Sage y Stefan se miraron.
Elena sintió un gélido escalofrío en la espalda.
Empezó a incorporarse, pero sus piernas no eran las piernas que recordaba; querían soltarse a la altura de las rodillas. Permaneció contemplándose a sí misma, sus propias ropas mojadas y sucias…, y entonces algo parecido a barro le bajó por la frente. Barro o sangre que se coagulaba.
Bonnie emitió un sonido; seguía sollozando, pero también hablaba, con una nueva voz ronca que la hacía parecer mucho mayor.
—Elena… No te hemos quitado aún las cenizas que había sobre tu cabeza, en el pelo. Sage ha tenido que darte una transfusión de emergencia.
—Yo misma me quitaré las cenizas —dijo Elena, tajante.
Dejó que las rodillas se doblaran, y cayó sobre ellas, haciendo que su cuerpo se estremeciera. Luego, retorciéndose, se inclinó hacia el pequeño arroyo y dejó que la cabeza cayera al frente. A través de la impresión provocada por el agua helada, pudo oír vagamente exclamaciones de los que estaban por encima del agua, y el agudo «¿Elena, estás bien?» de Stefan en su cabeza.

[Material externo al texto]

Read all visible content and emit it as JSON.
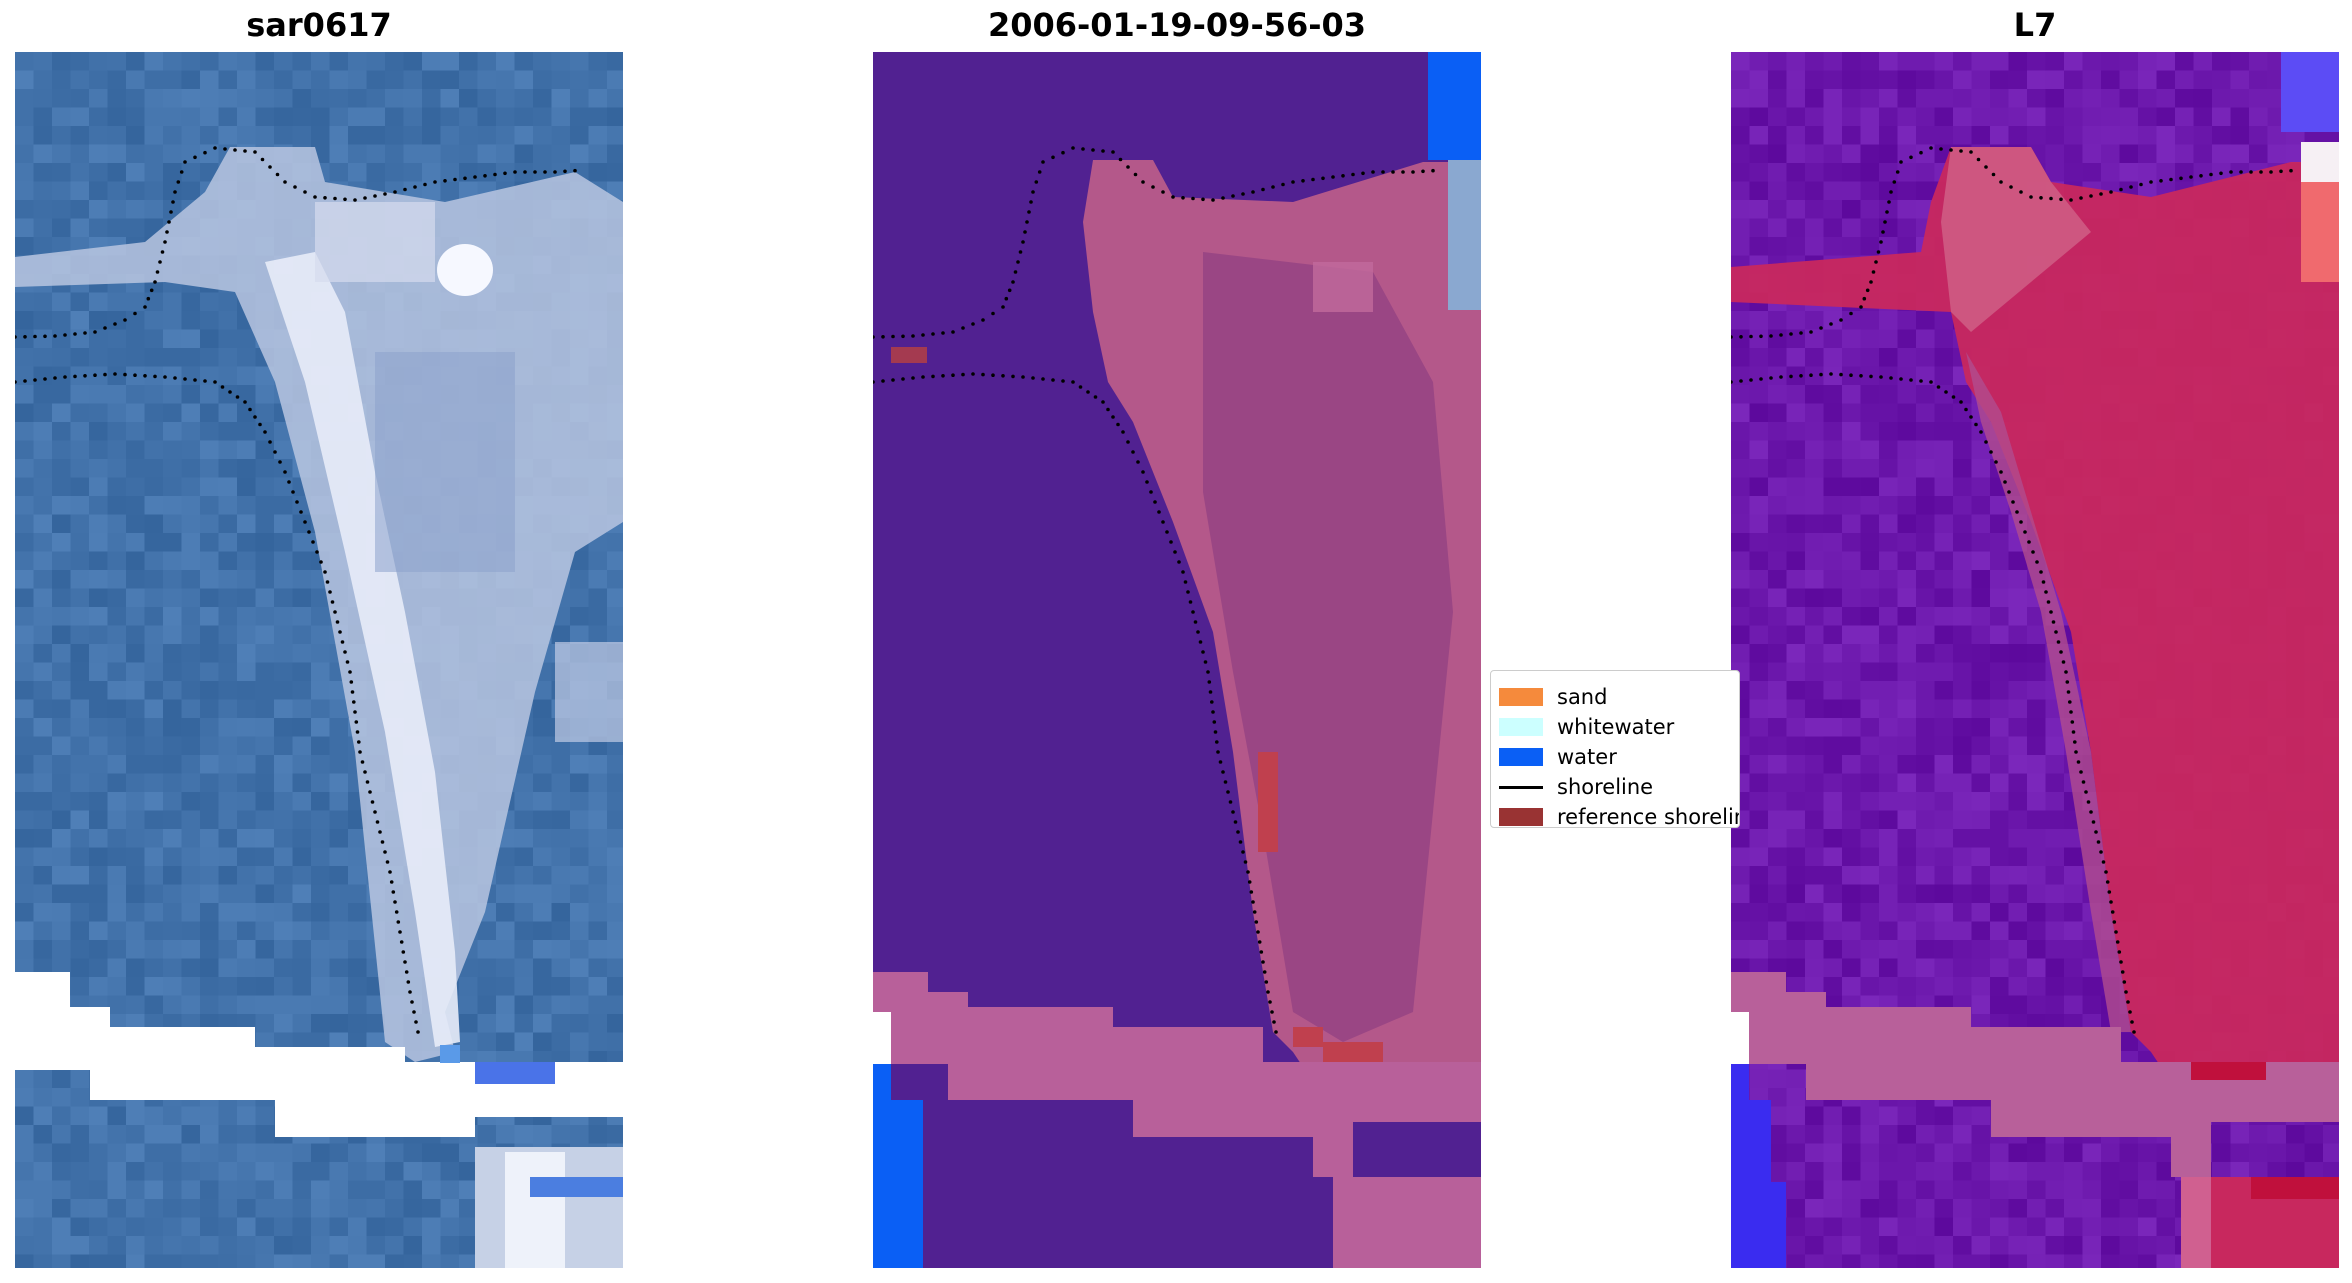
{
  "panels": [
    {
      "title": "sar0617",
      "style": "rgb"
    },
    {
      "title": "2006-01-19-09-56-03",
      "style": "classified"
    },
    {
      "title": "L7",
      "style": "index"
    }
  ],
  "legend": {
    "items": [
      {
        "label": "sand",
        "color": "#f58a3c",
        "kind": "patch"
      },
      {
        "label": "whitewater",
        "color": "#ccffff",
        "kind": "patch"
      },
      {
        "label": "water",
        "color": "#0a5ff5",
        "kind": "patch"
      },
      {
        "label": "shoreline",
        "color": "#000000",
        "kind": "line"
      },
      {
        "label": "reference shoreline",
        "color": "#993333",
        "kind": "patch"
      }
    ]
  },
  "colors": {
    "water_rgb": "#3e6fa6",
    "sand_rgb": "#c8d6ec",
    "classified_water": "#512191",
    "classified_land": "#b4588a",
    "mask_pink": "#b8609a",
    "index_water": "#6a10b0",
    "index_land": "#c8285e"
  }
}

«No —respondió mentalmente—. Pero tampoco me estoy ahogando. Me estoy lavando el pelo. A lo mejor Damon me querrá ver por fin si estoy presentable. A lo mejor vendrá con nosotros y peleará por Fell's Church.»
«Deja que te ayude a levantarte», proyectó Stefan quedamente.

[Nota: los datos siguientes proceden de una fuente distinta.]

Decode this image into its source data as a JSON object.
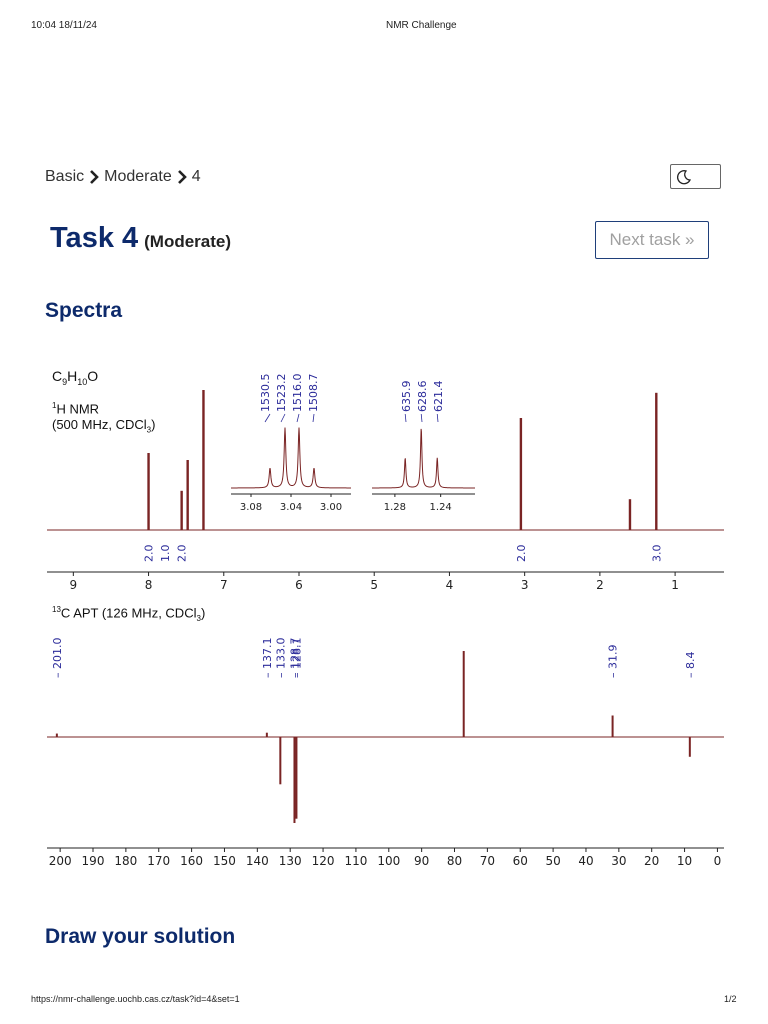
{
  "print_header": {
    "datetime": "10:04 18/11/24",
    "page_title": "NMR Challenge"
  },
  "breadcrumb": {
    "items": [
      "Basic",
      "Moderate",
      "4"
    ]
  },
  "theme_toggle": {
    "icon": "moon-icon"
  },
  "task": {
    "title": "Task 4",
    "difficulty": "(Moderate)",
    "next_label": "Next task »"
  },
  "sections": {
    "spectra": "Spectra",
    "solution": "Draw your solution"
  },
  "colors": {
    "heading": "#0d2a6b",
    "spectrum": "#7a2424",
    "peak_label": "#2b2b9a"
  },
  "h_nmr": {
    "formula": {
      "C": "C",
      "c_count": "9",
      "H": "H",
      "h_count": "10",
      "O": "O"
    },
    "nucleus_mass": "1",
    "label": "H NMR",
    "conditions_pre": "(500 MHz, CDCl",
    "conditions_sub": "3",
    "conditions_post": ")",
    "xlim": [
      9.35,
      0.35
    ],
    "ticks": [
      "9",
      "8",
      "7",
      "6",
      "5",
      "4",
      "3",
      "2",
      "1"
    ],
    "tick_values": [
      9,
      8,
      7,
      6,
      5,
      4,
      3,
      2,
      1
    ],
    "peaks": [
      {
        "shift": 8.0,
        "height": 0.55
      },
      {
        "shift": 7.56,
        "height": 0.28
      },
      {
        "shift": 7.48,
        "height": 0.5
      },
      {
        "shift": 7.27,
        "height": 1.0
      },
      {
        "shift": 3.05,
        "height": 0.8
      },
      {
        "shift": 1.6,
        "height": 0.22
      },
      {
        "shift": 1.25,
        "height": 0.98
      }
    ],
    "integrals": [
      {
        "shift": 8.0,
        "value": "2.0"
      },
      {
        "shift": 7.78,
        "value": "1.0"
      },
      {
        "shift": 7.56,
        "value": "2.0"
      },
      {
        "shift": 3.05,
        "value": "2.0"
      },
      {
        "shift": 1.25,
        "value": "3.0"
      }
    ],
    "inset_left": {
      "xlim": [
        3.1,
        2.98
      ],
      "ticks": [
        "3.08",
        "3.04",
        "3.00"
      ],
      "tick_values": [
        3.08,
        3.04,
        3.0
      ],
      "peak_labels": [
        "1530.5",
        "1523.2",
        "1516.0",
        "1508.7"
      ],
      "peaks": [
        {
          "shift": 3.061,
          "height": 0.33
        },
        {
          "shift": 3.046,
          "height": 1.0
        },
        {
          "shift": 3.032,
          "height": 1.0
        },
        {
          "shift": 3.017,
          "height": 0.33
        }
      ]
    },
    "inset_right": {
      "xlim": [
        1.3,
        1.21
      ],
      "ticks": [
        "1.28",
        "1.24"
      ],
      "tick_values": [
        1.28,
        1.24
      ],
      "peak_labels": [
        "635.9",
        "628.6",
        "621.4"
      ],
      "peaks": [
        {
          "shift": 1.271,
          "height": 0.5
        },
        {
          "shift": 1.257,
          "height": 1.0
        },
        {
          "shift": 1.243,
          "height": 0.5
        }
      ]
    }
  },
  "c_apt": {
    "nucleus_mass": "13",
    "label": "C APT (126 MHz, CDCl",
    "label_sub": "3",
    "label_post": ")",
    "xlim": [
      204,
      -2
    ],
    "ticks": [
      "200",
      "190",
      "180",
      "170",
      "160",
      "150",
      "140",
      "130",
      "120",
      "110",
      "100",
      "90",
      "80",
      "70",
      "60",
      "50",
      "40",
      "30",
      "20",
      "10",
      "0"
    ],
    "tick_values": [
      200,
      190,
      180,
      170,
      160,
      150,
      140,
      130,
      120,
      110,
      100,
      90,
      80,
      70,
      60,
      50,
      40,
      30,
      20,
      10,
      0
    ],
    "peak_labels": [
      {
        "text": "201.0",
        "shift": 201.0
      },
      {
        "text": "137.1",
        "shift": 137.1
      },
      {
        "text": "133.0",
        "shift": 133.0
      },
      {
        "text": "128.7",
        "shift": 128.7
      },
      {
        "text": "128.1",
        "shift": 128.1
      },
      {
        "text": "31.9",
        "shift": 31.9
      },
      {
        "text": "8.4",
        "shift": 8.4
      }
    ],
    "peaks": [
      {
        "shift": 201.0,
        "height": 0.04
      },
      {
        "shift": 137.1,
        "height": 0.05
      },
      {
        "shift": 133.0,
        "height": -0.55
      },
      {
        "shift": 128.7,
        "height": -1.0
      },
      {
        "shift": 128.1,
        "height": -0.95
      },
      {
        "shift": 77.2,
        "height": 1.0
      },
      {
        "shift": 31.9,
        "height": 0.25
      },
      {
        "shift": 8.4,
        "height": -0.23
      }
    ]
  },
  "footer": {
    "url": "https://nmr-challenge.uochb.cas.cz/task?id=4&set=1",
    "page": "1/2"
  }
}
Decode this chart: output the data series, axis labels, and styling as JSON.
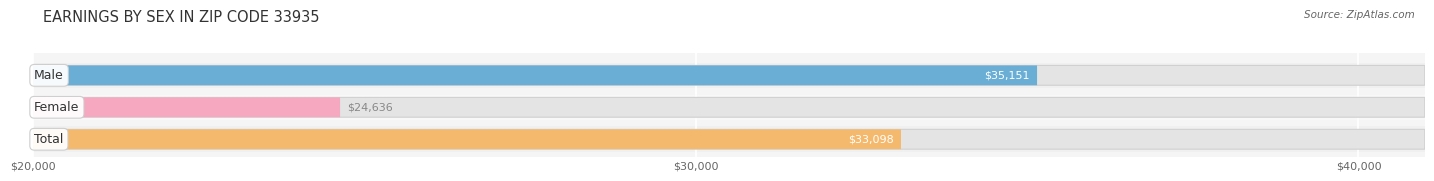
{
  "title": "EARNINGS BY SEX IN ZIP CODE 33935",
  "source": "Source: ZipAtlas.com",
  "categories": [
    "Male",
    "Female",
    "Total"
  ],
  "values": [
    35151,
    24636,
    33098
  ],
  "bar_colors": [
    "#6aaed6",
    "#f5a8c0",
    "#f5b96e"
  ],
  "bar_bg_color": "#e8e8e8",
  "label_texts": [
    "$35,151",
    "$24,636",
    "$33,098"
  ],
  "label_colors": [
    "white",
    "#888888",
    "white"
  ],
  "xmin": 20000,
  "xmax": 41000,
  "xticks": [
    20000,
    30000,
    40000
  ],
  "xticklabels": [
    "$20,000",
    "$30,000",
    "$40,000"
  ],
  "background_color": "#ffffff",
  "plot_bg_color": "#f5f5f5",
  "title_fontsize": 10.5,
  "label_fontsize": 8,
  "category_fontsize": 9
}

Elena se había quedado sin aire, así que sacó la pesada cabeza del agua y la echó hacia atrás con energía, empapada pero limpia, de modo que el pelo le cayó por la espalda. Miró fijamente a Stefan.
—¿Por qué razón? —preguntó… Y luego, con un repentino pánico, interrogó—: ¿Se ha ido ya? ¿Estaba enfadado… conmigo?
—Stefan.
Era Sage, que hablaba en tono cansado. Stefan, cuyos ojos verdes tenían la mirada de un animal acosado, emitió un sonido débil.
—La influencia no está funcionando —dijo Sage—. Acabará recordando por sí misma.